3) the other children's book writer. i guess they might make this more "young adult" but i think they're still children. i loved anne of green gables, and all of philip pullman's books, and especially ender's game and of course the list goes on and on. now that harry potter and twilight are getting so much publicity, i would love to write a series of books about a world that i get to imagine up for entertainment's sake.
4) screenplay writer-- and this is where all my nightmares will finally come into play! although i must stay extremely stressed! yes indeed. as long as the stress is high, the nightmares get more interesting!

so the problem with the above list is I SUCK AT WRITING. i'm quite sure you all noticed that while reading this.

and here is the list of dream jobs that i will never get but will always want.
1) fashionista. HAHAHA. yeah. it's okay. just laugh it out. i know you will. i am by far one of the least fashionable people i know. for so many reasons. but hey! i think it would be totally awesome if i could spend my days looking of clothing and accessories and shoes. it's an artform that is always changing. i love the travelling and all the interesting findings included in this job.
2) the random, weird, but oh-so-necessary side kick. okay. so i'll totally admit it. i don't have the looks to ever be the star to my own movie. but heck i would love to be a sidekick. or a side character for comic relief.
3) an art dealer. hey. so along with fashion, i happen to really like art. i would love to spend my days at a museum looking at things, trying to find the history/story behind all of it. and i'd love seeing/finding new paintings and trying to determine the value of them.

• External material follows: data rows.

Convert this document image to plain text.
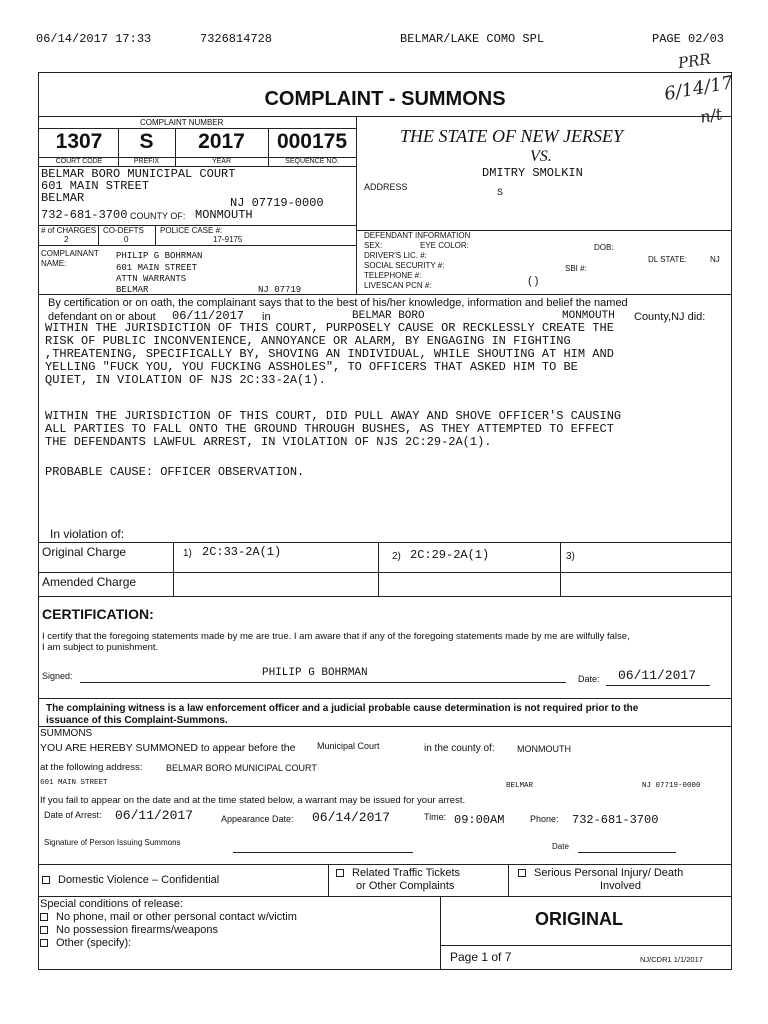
06/14/2017 17:33	7326814728	BELMAR/LAKE COMO SPL	PAGE 02/03
PRR
6/14/17
n/t
COMPLAINT - SUMMONS
COMPLAINT NUMBER
1307	S	2017	000175
COURT CODE	PREFIX	YEAR	SEQUENCE NO.
THE STATE OF NEW JERSEY
VS.
DMITRY SMOLKIN
BELMAR BORO MUNICIPAL COURT
601 MAIN STREET
BELMAR	NJ 07719-0000
732-681-3700 COUNTY OF: MONMOUTH
ADDRESS
S
# of CHARGES
2
CO-DEFTS
0
POLICE CASE #:
17-9175
COMPLAINANT NAME:
PHILIP G BOHRMAN
601 MAIN STREET
ATTN WARRANTS
BELMAR	NJ 07719
DEFENDANT INFORMATION
SEX:	EYE COLOR:	DOB:
DRIVER'S LIC. #:	DL STATE:	NJ
SOCIAL SECURITY #:	SBI #:
TELEPHONE #:	( )
LIVESCAN PCN #:
By certification or on oath, the complainant says that to the best of his/her knowledge, information and belief the named
defendant on or about 06/11/2017 in	BELMAR BORO	MONMOUTH County,NJ did:
WITHIN THE JURISDICTION OF THIS COURT, PURPOSELY CAUSE OR RECKLESSLY CREATE THE
RISK OF PUBLIC INCONVENIENCE, ANNOYANCE OR ALARM, BY ENGAGING IN FIGHTING
,THREATENING, SPECIFICALLY BY, SHOVING AN INDIVIDUAL, WHILE SHOUTING AT HIM AND
YELLING "FUCK YOU, YOU FUCKING ASSHOLES", TO OFFICERS THAT ASKED HIM TO BE
QUIET, IN VIOLATION OF NJS 2C:33-2A(1).
WITHIN THE JURISDICTION OF THIS COURT, DID PULL AWAY AND SHOVE OFFICER'S CAUSING
ALL PARTIES TO FALL ONTO THE GROUND THROUGH BUSHES, AS THEY ATTEMPTED TO EFFECT
THE DEFENDANTS LAWFUL ARREST, IN VIOLATION OF NJS 2C:29-2A(1).
PROBABLE CAUSE: OFFICER OBSERVATION.
In violation of:
Original Charge	1) 2C:33-2A(1)	2) 2C:29-2A(1)	3)
Amended Charge
CERTIFICATION:
I certify that the foregoing statements made by me are true. I am aware that if any of the foregoing statements made by me are wilfully false,
I am subject to punishment.
Signed:	PHILIP G BOHRMAN	Date: 06/11/2017
The complaining witness is a law enforcement officer and a judicial probable cause determination is not required prior to the
issuance of this Complaint-Summons.
SUMMONS
YOU ARE HEREBY SUMMONED to appear before the Municipal Court	in the county of: MONMOUTH
at the following address:	BELMAR BORO MUNICIPAL COURT
601 MAIN STREET	BELMAR	NJ 07719-0000
If you fail to appear on the date and at the time stated below, a warrant may be issued for your arrest.
Date of Arrest: 06/11/2017	Appearance Date: 06/14/2017	Time: 09:00AM	Phone: 732-681-3700
Signature of Person Issuing Summons	Date
Domestic Violence – Confidential
Related Traffic Tickets
or Other Complaints
Serious Personal Injury/ Death
Involved
Special conditions of release:
No phone, mail or other personal contact w/victim
No possession firearms/weapons
Other (specify):
ORIGINAL
Page 1 of 7	NJ/CDR1 1/1/2017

of course there is more. but the nephrons are calling for me!

and yet despite lying in my bed for three hours, not falling asleep, imagining how awesome it would be if i could write really successful screenplays-- i also remembered all the reasons why i want to be a doctor.

for one, it simply wouldn't be that fulfilling to me to be a fashionista or an art dealer, because, well, if i were ever on an airplane to milan, and the child next to me suddenly goes out cold, i'd hate myself for not being a doctor and not knowing how to save her. it just comes down to that. there is nothing more precious than a human life, and not knowing how to preserve it, well it really makes my life worthless to me.